Arial berucap amat pelan, tetapi sukses membuat Adriana bereaksi berlebihan. Ia tersentak kaget kemudian menutup mulutnya saat sadar keterkejutannya itu membuat seisi kitchen d'Amore menatap ke arahnya.
"Ono opo, An?" tanya Aji Saka.
"Nggak ada." Adriana menggeleng.
Tanpa memedulikan tatapan aneh yang dilayangkan kepadanya, Adriana berlari kecil pada lokernya, mengambil baju ganti dan bergegas mengganti seragamnya dengan pakaian yang lebih santai.

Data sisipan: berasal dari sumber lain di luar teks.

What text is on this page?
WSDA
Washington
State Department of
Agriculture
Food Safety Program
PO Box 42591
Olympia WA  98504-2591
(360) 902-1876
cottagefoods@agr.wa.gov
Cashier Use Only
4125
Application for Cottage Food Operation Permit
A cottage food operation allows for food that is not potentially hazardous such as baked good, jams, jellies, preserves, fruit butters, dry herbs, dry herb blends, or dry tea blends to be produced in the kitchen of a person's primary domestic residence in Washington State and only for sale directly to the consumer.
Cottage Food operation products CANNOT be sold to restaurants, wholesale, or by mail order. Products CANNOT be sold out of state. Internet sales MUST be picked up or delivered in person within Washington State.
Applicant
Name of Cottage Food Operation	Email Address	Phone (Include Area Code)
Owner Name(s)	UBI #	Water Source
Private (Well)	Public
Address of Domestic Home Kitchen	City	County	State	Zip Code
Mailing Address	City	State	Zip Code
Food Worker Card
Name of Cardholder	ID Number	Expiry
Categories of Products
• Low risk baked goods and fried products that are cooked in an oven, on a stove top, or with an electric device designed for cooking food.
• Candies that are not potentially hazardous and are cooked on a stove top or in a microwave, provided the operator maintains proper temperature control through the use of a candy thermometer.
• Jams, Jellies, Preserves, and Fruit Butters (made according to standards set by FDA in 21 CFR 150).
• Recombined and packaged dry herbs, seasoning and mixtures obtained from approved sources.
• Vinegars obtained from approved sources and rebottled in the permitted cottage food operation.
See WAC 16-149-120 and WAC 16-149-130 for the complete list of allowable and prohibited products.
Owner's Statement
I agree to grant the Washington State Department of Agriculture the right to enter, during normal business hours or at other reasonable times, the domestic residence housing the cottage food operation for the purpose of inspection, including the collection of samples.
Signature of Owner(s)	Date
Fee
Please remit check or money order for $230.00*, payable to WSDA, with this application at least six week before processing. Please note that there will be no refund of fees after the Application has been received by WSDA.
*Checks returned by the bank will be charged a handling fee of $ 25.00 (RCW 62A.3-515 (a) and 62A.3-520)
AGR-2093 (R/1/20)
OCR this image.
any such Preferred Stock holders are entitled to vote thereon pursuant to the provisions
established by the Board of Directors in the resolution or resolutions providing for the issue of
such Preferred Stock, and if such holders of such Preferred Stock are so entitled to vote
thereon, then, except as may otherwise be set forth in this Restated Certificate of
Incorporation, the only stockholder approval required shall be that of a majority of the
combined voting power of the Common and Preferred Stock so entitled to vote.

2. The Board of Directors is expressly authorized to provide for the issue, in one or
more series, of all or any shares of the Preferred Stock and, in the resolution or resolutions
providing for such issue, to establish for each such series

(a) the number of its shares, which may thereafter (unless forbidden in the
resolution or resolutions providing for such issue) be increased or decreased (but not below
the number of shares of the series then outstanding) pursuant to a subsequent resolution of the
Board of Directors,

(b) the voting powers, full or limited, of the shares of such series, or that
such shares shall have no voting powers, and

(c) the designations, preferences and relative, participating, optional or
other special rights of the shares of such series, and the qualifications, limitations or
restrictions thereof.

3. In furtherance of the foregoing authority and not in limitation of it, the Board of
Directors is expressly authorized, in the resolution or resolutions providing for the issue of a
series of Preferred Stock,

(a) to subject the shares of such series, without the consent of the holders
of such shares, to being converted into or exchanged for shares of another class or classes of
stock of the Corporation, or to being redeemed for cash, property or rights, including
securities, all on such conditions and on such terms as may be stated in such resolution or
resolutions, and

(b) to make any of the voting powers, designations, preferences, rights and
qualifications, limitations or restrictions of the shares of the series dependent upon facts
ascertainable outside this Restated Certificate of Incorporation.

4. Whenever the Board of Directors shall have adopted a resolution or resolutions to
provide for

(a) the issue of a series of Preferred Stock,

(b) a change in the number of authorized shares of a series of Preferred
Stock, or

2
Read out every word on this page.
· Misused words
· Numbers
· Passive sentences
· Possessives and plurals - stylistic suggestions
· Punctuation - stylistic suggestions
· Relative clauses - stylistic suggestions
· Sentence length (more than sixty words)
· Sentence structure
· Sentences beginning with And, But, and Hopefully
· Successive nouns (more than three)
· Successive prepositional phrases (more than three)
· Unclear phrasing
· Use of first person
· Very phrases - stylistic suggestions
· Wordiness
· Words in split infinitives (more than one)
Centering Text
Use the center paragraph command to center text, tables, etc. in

Ia menelepon Trias, meminta laki-laki itu menunggu sementara ia berlari ke luar.
Trias hanya tertawa saat Adriana menutup sambungan teleponnya. Bahkan tidak sampai sepuluh menit perempuan itu sudah ada di depan Trias dengan napas yang terengah-engah.
"Kamu habis marathon?"
Adriana mengangguk saja, kemudian naik ke motor Trias sembari merapikan rambutnya. "Ayo jalan, Mas."
"Sabar, An." Trias menstater motornya kemudian tertawa pelan saat motor yang dikendarainya melintasi ramp.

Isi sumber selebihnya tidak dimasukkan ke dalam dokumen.